Shadaqah sebagai Mekanisme Keharmonisan Sosial

sumber: media.ihram.asia

Pendahuluan
Shadaqah pada dasarnya memberikan energi dalam mewujudkan impian sosial di tengah maraknya individualisme dan pragmatisme yang menyertainya. Shadaqah tidak hanya didefinisakan sebagai pemberian materi, tetapi juga pemberian yang bersifat immateri. Karena shadaqah secara umum ialah keseluruhan amal kebaikan yang dilakukan setiap muslim untuk menciptakan kesejahteraan umat manusia.[1] Secara tidak langsung dengan bershadaqah, Islam menuntun kita untuk memiliki kepekaan, baik terhadap kehidupan sosial maupun terhadap lingkungan.

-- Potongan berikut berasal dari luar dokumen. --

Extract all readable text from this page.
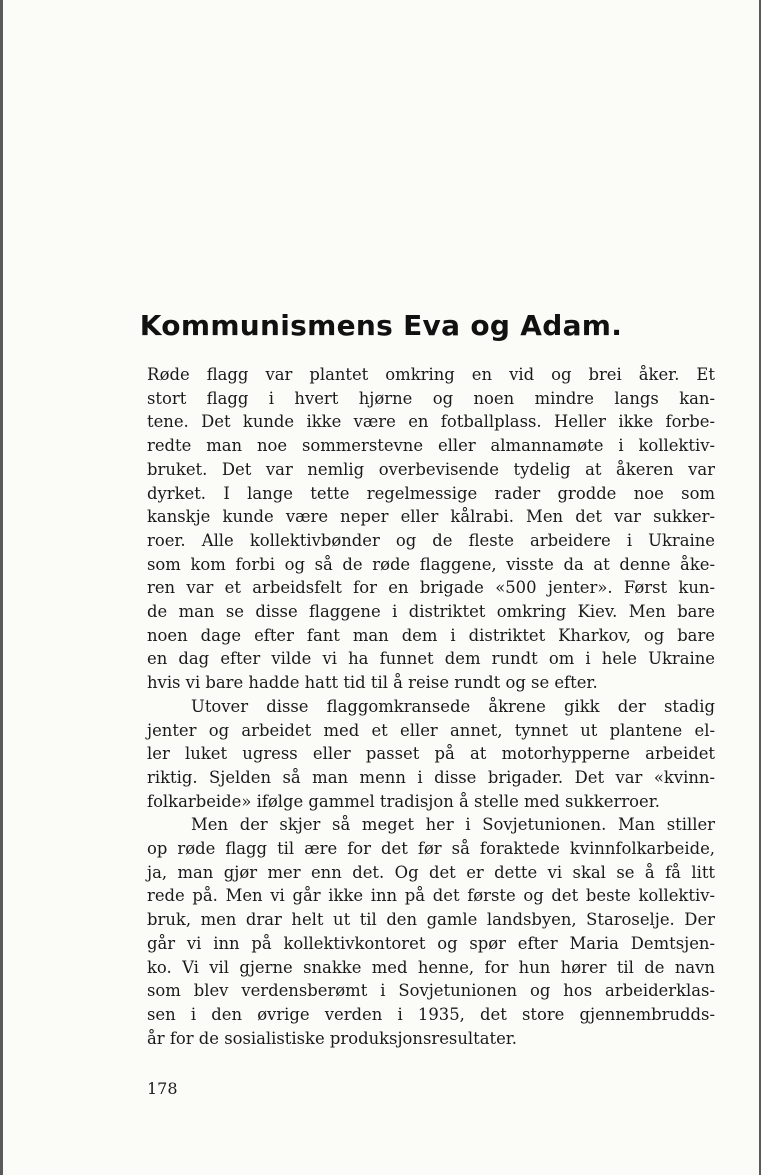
Kommunismens Eva og Adam.
Røde flagg var plantet omkring en vid og brei åker. Et
stort flagg i hvert hjørne og noen mindre langs kan-
tene. Det kunde ikke være en fotballplass. Heller ikke forbe-
redte man noe sommerstevne eller almannamøte i kollektiv-
bruket. Det var nemlig overbevisende tydelig at åkeren var
dyrket. I lange tette regelmessige rader grodde noe som
kanskje kunde være neper eller kålrabi. Men det var sukker-
roer. Alle kollektivbønder og de fleste arbeidere i Ukraine
som kom forbi og så de røde flaggene, visste da at denne åke-
ren var et arbeidsfelt for en brigade «500 jenter». Først kun-
de man se disse flaggene i distriktet omkring Kiev. Men bare
noen dage efter fant man dem i distriktet Kharkov, og bare
en dag efter vilde vi ha funnet dem rundt om i hele Ukraine
hvis vi bare hadde hatt tid til å reise rundt og se efter.
Utover disse flaggomkransede åkrene gikk der stadig
jenter og arbeidet med et eller annet, tynnet ut plantene el-
ler luket ugress eller passet på at motorhypperne arbeidet
riktig. Sjelden så man menn i disse brigader. Det var «kvinn-
folkarbeide» ifølge gammel tradisjon å stelle med sukkerroer.
Men der skjer så meget her i Sovjetunionen. Man stiller
op røde flagg til ære for det før så foraktede kvinnfolkarbeide,
ja, man gjør mer enn det. Og det er dette vi skal se å få litt
rede på. Men vi går ikke inn på det første og det beste kollektiv-
bruk, men drar helt ut til den gamle landsbyen, Staroselje. Der
går vi inn på kollektivkontoret og spør efter Maria Demtsjen-
ko. Vi vil gjerne snakke med henne, for hun hører til de navn
som blev verdensberømt i Sovjetunionen og hos arbeiderklas-
sen i den øvrige verden i 1935, det store gjennembrudds-
år for de sosialistiske produksjonsresultater.
178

Karena muslim yang ideal mempunyai dua dimensi yaitu orang yang shalih (ritual) dan shalih sosial.

Stratifikasi sosial antara kaum borjuis dan kaum proletar merupakan salah satu bentuk keadilan Tuhan dalam arti yang substansial kita dituntut untuk saling melengkapi satu sama lain. Perbedaan semacam itu dimaksudkan untuk memperluas amal ibadah serta terjalinnya hubungan harmonis di tengah kehidupan sosial yang semakin terpuruk. Membedakan manusia berdasarkan perannya dalam status sosial masyarakat: karena dia kaya, konglomerat, pemilik modal, miskin, kaum pekerja dan sebagainya akan menjadi jarak bagi mereka dalam menunaikan kewajibannya. Hal seperti itu, merupakan potret kesenjangan dalam interaksi sosial masyarakat sekarang yang cenderung individualistik dan pragmatis.

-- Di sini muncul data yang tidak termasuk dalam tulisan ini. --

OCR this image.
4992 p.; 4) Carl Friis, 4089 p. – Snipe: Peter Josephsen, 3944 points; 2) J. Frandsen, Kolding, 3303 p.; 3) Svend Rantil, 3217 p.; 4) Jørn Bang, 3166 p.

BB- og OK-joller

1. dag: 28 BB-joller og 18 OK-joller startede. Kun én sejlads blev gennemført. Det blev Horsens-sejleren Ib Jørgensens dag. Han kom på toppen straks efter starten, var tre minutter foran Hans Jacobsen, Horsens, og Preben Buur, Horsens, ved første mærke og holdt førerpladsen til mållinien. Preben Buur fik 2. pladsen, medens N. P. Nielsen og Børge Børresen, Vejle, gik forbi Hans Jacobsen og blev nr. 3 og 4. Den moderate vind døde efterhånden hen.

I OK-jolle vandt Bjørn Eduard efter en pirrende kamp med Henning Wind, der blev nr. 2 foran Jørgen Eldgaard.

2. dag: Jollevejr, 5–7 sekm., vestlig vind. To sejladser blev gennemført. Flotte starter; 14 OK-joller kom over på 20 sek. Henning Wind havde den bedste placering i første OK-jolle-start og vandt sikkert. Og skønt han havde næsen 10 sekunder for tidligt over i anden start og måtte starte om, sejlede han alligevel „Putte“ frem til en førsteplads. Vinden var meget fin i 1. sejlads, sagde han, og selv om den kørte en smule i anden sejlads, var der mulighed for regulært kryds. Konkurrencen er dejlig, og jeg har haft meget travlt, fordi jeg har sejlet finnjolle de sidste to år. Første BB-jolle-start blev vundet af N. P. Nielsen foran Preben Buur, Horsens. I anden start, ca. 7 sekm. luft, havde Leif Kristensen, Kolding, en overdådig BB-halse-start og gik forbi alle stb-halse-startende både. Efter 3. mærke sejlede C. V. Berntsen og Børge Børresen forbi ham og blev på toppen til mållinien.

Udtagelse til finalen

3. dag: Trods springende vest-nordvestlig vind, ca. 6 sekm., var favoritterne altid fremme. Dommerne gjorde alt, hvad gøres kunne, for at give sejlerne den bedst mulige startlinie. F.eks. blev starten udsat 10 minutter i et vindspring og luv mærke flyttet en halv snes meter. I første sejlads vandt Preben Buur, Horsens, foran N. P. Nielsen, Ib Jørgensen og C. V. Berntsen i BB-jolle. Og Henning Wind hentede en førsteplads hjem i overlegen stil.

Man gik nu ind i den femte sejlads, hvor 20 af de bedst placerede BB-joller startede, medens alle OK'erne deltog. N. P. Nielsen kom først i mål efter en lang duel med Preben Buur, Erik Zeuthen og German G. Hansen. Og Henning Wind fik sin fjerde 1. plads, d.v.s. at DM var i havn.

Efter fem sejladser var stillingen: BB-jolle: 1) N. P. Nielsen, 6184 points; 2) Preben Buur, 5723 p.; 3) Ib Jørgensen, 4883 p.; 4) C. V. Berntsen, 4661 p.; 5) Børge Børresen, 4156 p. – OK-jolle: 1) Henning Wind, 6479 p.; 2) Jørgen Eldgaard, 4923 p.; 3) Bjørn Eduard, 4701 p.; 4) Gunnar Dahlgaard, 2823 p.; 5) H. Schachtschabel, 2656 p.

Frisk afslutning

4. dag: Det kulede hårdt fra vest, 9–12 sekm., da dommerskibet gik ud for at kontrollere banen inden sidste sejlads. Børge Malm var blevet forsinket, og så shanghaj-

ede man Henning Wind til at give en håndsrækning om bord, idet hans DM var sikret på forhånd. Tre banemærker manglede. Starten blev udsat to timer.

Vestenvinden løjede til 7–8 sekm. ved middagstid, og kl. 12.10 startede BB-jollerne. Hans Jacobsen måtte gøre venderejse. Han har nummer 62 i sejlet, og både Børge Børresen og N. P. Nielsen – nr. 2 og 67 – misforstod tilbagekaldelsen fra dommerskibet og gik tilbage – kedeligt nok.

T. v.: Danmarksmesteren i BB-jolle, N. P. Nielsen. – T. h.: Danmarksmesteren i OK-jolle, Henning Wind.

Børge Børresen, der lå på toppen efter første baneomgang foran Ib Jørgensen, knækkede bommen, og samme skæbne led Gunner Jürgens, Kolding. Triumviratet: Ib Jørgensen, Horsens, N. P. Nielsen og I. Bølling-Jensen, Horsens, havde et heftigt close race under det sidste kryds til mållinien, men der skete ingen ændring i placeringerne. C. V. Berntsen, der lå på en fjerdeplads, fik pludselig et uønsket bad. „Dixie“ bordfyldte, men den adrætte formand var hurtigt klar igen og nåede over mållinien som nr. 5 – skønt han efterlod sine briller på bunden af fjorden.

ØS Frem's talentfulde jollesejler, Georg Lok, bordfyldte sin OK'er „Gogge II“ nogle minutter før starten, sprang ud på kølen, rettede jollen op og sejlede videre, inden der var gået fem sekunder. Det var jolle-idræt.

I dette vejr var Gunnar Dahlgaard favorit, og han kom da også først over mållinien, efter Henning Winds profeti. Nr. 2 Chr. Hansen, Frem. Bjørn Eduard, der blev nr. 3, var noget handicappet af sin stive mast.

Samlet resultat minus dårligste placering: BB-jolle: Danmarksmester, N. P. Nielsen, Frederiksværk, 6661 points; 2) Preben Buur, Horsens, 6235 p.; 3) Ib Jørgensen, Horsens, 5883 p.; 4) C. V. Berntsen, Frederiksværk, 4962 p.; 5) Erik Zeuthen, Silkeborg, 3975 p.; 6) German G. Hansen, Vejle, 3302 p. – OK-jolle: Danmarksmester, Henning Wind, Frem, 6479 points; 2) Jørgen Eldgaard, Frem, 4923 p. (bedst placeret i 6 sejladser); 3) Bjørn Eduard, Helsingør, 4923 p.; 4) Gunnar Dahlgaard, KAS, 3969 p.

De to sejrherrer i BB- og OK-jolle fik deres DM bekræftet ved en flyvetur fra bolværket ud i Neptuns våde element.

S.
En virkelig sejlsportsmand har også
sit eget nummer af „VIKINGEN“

Individualistik yang diwujudkan dengan sikap egoistis dan gengsi telah menjadi karakteristik kehidupan modern. Mayoritas masyarakat lebih disibukkan dengan kepentingan pribadinya dari pada berbagi terhadap saudara-saudaranya yang lain. Mereka enggan mendengarkan suara tuhan yang menjerit karena kelaparan, mereka lebih memilih memuaskan keinginannya dengan berbagai kemewahan.

Padahal jika kita tilik ke ranah yang lebih serius harta kekayaan yang Tuhan anugerahkan kepada manusia hanyalah titipan yang mesti disalurkan kepada yang lain. Karena apabila kita memberikan sebagian dari yang kita miliki baik berupa materi atau immateri (bershadaqah) dapat memberikan dampak yang besar bagi kehidupan manusia yang salah satunya dapat meredakan murka Tuhan dengan catatan shadaqah dalam kategori ikhlas fisabīlillah.[2]

Tulisan ini bermaksud, menganalisa fungsi shadaqah untuk meminimalisisr kesenjangan sosial dalam kehidupan masyarakat, yaitu kesenjangan antara si kaya dengan si miskin, antara si tuan dengan hamba sahayanya. Dengan demikian, shadaqah dapat memainkan peran pentingnya dalam rangka menciptakan keharmonisan antar sesama dan egalitarianisme sosial.

Pengertian dan Hukum Shadaqah
Secara etimologi, kata shadaqah berasal dari bahasa Arab shadaqa yang berarti benar. Makna shadaqah secara bahasa adalah membenarkan sesuatu.[3] Pada awal pertumbuhan islam, shadaqah diartikan dengan pemberian yang disunahkan (shadaqah sunah). Dalam definisi yang lain disebutkan bahwa shadaqah menurut bahasa adalah sesuatu yang diberikan dengan tujuan mendekatkan diri pada Allah SWT.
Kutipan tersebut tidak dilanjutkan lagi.